About one year ago, Kristen and I took a kidless vacation to Atlanta to visit some friends and places we used to frequent when we lived in Georgia. We had a great time, except for the fact that we were reminded of the importance of establishing expectations before getting away. While we both enjoyed our time, we returned with different perceptions of our getaway. Kristen enjoyed it, while I came back moderately frustrated.
Kristen (who is typically more introverted) scheduled and enjoyed meeting up with a bunch of old friends. I, (generally more extroverted), came back exhausted and frustrated. If we’re getting away without kids for a few days, the last thing I want to see is other people (slight exaggeration). It was great being with our friends, but because we had not established good expectations before the trip, we walked/flew away with very different experiences. After 13 years of marriage, we should have expected (pun intended) we would be on different pages about our plans for our time away.
In part one of this series, I shared a few of the sources of our expectations. We have expectations about almost everything in life, especially in relationships. Our unmet expectations often lead to conflict and dissatisfaction in all relationships, but especially in premarried and married couples.
Today I want to share a few reasons why our unmet expectations (regardless of the source) lead to frustrations. I’ll wrap-up by sharing three better ways to manage our expectations.
Typically, we experience unmet expectations for the following three reasons (thanks to Scott Stanley and his book A Lasting Promise for his insights on this topic).
1. We are unaware of our expectations.
We have expectations, but often we are not aware of them. We just assume this is the way things are always done, and if the other person doesn’t do them our way, it is either wrong or even sinful! For instance, we all have expectations of what Christmas should look like; when we open gifts, what we eat on Christmas morning, what order we open stockings and gifts, how much to spend, and many more. Because we are often unaware of our expectations, we assume there is only one normal way to do something: our way.
2. Our expectations are unreasonable.
We might be fully aware of our expectations, but they could be unreasonable and unrealistic. For example, most husbands and wives have expectations about how many times a week they will have sex. Those numbers may be unreasonably high or low and often vary significantly for men and women. Or, for the Kedersha family, we have unrealistic and unreasonable expectations of how much we will accomplish in any given weekend. By the time we finish soccer games, grocery shopping, church, and birthday parties, we barely have any time left to accomplish anything. Sunday evening rolls around and we find ourselves frustrated at how little we accomplished. Our expectations are often unrealistic.
3. Our expectations are unspoken.
We may be aware of them and they may be reasonable, but we do not verbalize our expectations to our significant other because we assume they think and believe the same things we do. Why verbalize something that should be obvious to the other person? We are not mind readers and to assume our spouse can read our minds is often misleading and arrogant. We need to take the time to communicate our expectations with one another.
The better way to manage expectations is to:
- Become aware of what you expect.
- Become reasonable in your expectations (through God’s word and community).
- Get in the practice of speaking/communicating your expectations to your spouse. You must take time to know what you expect and verbalize your expectations to your spouse.

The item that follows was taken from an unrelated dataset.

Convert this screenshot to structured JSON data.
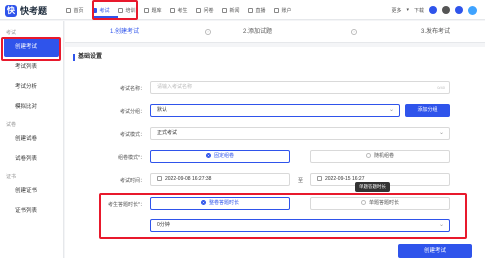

Our trip to Atlanta was really great. But, we have learned (the hard way) to make sure we discuss expectations with each other before a vacation, before the week or weekend away, and even on a daily basis in order to minimize frustration and to better serve one another in marriage.
The goal here is not to have the same expectations. This expectation is simply unreasonable. You are two unique human beings, each created in the image and likeness of God, with great diversity of background, personality and experiences. You become aware, you become realistic and you speak your expectations in order to better serve your significant other. Put their needs before your own (Philippians 2:3-4).
What do you do when you and your significant other differ in your expectations of one another?
How often do you take the time to communicate your expectations with each other?
What is one thing you can do this week to become more aware, more reasonable, or more communicative in your expectations?